Problem Statement: We are trying to Predict the price of Health Insurace that a person need to pay to an insurance company.
Solution: TO solve the business problem we will be using machine learning models to predict the price of the Health Insurance. Since this a regression problem here we are given Xi's and Yi so we need to predict the out put which is Yi So you will be knowing that Regression is defined as Yi=Xi for any R^d or R real value.
Data Set: Our data set contains of following columns 1. Age 2.Sex 3.BMI 4. Number of children 5. Smoker 6. Region 7. Charges (output) Data Pre-processing steps:1. we need to find any missing values or null values is present in our data. 2. We need to find any outliers is there in our data. Feature Engineering: Since we all know that in order to apply Machine Learning we should convert all categorical variable to numerical format. So here we have converted few categorical variables to numberical format.
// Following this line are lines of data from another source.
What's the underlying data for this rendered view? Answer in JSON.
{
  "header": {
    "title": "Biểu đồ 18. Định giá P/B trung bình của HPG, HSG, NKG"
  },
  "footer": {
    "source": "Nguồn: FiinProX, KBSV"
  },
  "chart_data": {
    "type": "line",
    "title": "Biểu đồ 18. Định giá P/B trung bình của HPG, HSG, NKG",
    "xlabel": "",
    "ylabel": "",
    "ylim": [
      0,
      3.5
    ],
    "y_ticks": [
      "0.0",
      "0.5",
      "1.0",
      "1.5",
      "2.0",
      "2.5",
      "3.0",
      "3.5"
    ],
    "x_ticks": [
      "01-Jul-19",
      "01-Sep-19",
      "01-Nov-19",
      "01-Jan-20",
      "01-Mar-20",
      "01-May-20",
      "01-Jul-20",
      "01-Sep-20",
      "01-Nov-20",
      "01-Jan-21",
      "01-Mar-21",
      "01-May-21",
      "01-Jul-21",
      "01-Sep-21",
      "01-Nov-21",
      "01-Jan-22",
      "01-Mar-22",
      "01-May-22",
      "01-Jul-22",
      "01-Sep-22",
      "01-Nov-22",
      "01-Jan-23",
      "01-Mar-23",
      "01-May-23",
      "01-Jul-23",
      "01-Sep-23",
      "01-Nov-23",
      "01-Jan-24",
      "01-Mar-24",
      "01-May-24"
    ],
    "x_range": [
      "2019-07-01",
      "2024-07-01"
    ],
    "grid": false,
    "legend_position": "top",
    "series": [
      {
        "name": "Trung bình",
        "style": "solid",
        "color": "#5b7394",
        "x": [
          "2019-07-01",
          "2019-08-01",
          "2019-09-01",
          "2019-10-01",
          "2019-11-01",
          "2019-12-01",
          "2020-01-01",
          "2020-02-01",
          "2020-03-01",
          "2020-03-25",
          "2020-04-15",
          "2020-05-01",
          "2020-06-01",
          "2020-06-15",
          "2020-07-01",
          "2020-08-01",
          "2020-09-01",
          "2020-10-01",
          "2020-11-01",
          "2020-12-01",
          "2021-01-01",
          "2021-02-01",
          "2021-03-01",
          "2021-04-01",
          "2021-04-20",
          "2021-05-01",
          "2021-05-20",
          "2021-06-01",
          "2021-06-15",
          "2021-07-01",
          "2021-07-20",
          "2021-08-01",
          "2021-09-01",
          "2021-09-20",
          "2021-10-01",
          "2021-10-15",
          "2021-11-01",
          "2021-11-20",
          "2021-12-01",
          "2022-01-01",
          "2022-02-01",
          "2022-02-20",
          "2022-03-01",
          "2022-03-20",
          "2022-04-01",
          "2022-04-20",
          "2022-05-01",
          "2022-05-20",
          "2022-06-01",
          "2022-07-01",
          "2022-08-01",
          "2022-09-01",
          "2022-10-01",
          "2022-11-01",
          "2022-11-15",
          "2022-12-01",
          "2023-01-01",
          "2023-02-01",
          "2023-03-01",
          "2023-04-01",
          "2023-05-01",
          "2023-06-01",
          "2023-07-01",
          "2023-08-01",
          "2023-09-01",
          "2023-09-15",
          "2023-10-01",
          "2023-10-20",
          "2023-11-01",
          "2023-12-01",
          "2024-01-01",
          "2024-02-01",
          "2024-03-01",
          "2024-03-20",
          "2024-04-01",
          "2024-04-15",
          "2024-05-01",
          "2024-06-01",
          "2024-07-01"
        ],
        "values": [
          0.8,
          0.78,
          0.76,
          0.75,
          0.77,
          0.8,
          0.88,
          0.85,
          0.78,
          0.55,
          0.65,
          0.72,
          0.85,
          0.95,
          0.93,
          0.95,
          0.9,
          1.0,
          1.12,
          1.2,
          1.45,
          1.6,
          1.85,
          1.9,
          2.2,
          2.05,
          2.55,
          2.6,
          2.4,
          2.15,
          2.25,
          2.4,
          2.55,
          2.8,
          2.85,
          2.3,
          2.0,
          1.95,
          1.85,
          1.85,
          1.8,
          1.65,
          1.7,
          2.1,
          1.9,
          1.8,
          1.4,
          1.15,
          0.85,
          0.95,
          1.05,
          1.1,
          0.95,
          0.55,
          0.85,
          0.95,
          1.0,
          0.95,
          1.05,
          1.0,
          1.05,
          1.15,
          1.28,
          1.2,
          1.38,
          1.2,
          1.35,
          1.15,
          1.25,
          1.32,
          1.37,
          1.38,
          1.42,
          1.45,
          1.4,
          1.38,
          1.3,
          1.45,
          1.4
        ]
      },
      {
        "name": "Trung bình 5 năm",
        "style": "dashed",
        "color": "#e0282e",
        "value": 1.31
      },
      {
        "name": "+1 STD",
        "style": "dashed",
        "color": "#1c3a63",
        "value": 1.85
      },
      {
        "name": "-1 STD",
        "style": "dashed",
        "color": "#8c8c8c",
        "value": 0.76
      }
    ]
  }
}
Then after feature Engineering and data cleaining process we are proceeding with building Machine Learning Models.
Machine Learning: We have applied below models to our train data set 1. Linear Regression 2. SVM (Support Vector Machine) 3. RandomForest 4. GradientBoosting
Conclusion: Random Forest is predicting more closely to actual value than other models so we will be using Random Forest to Predict the price of Health Insurace.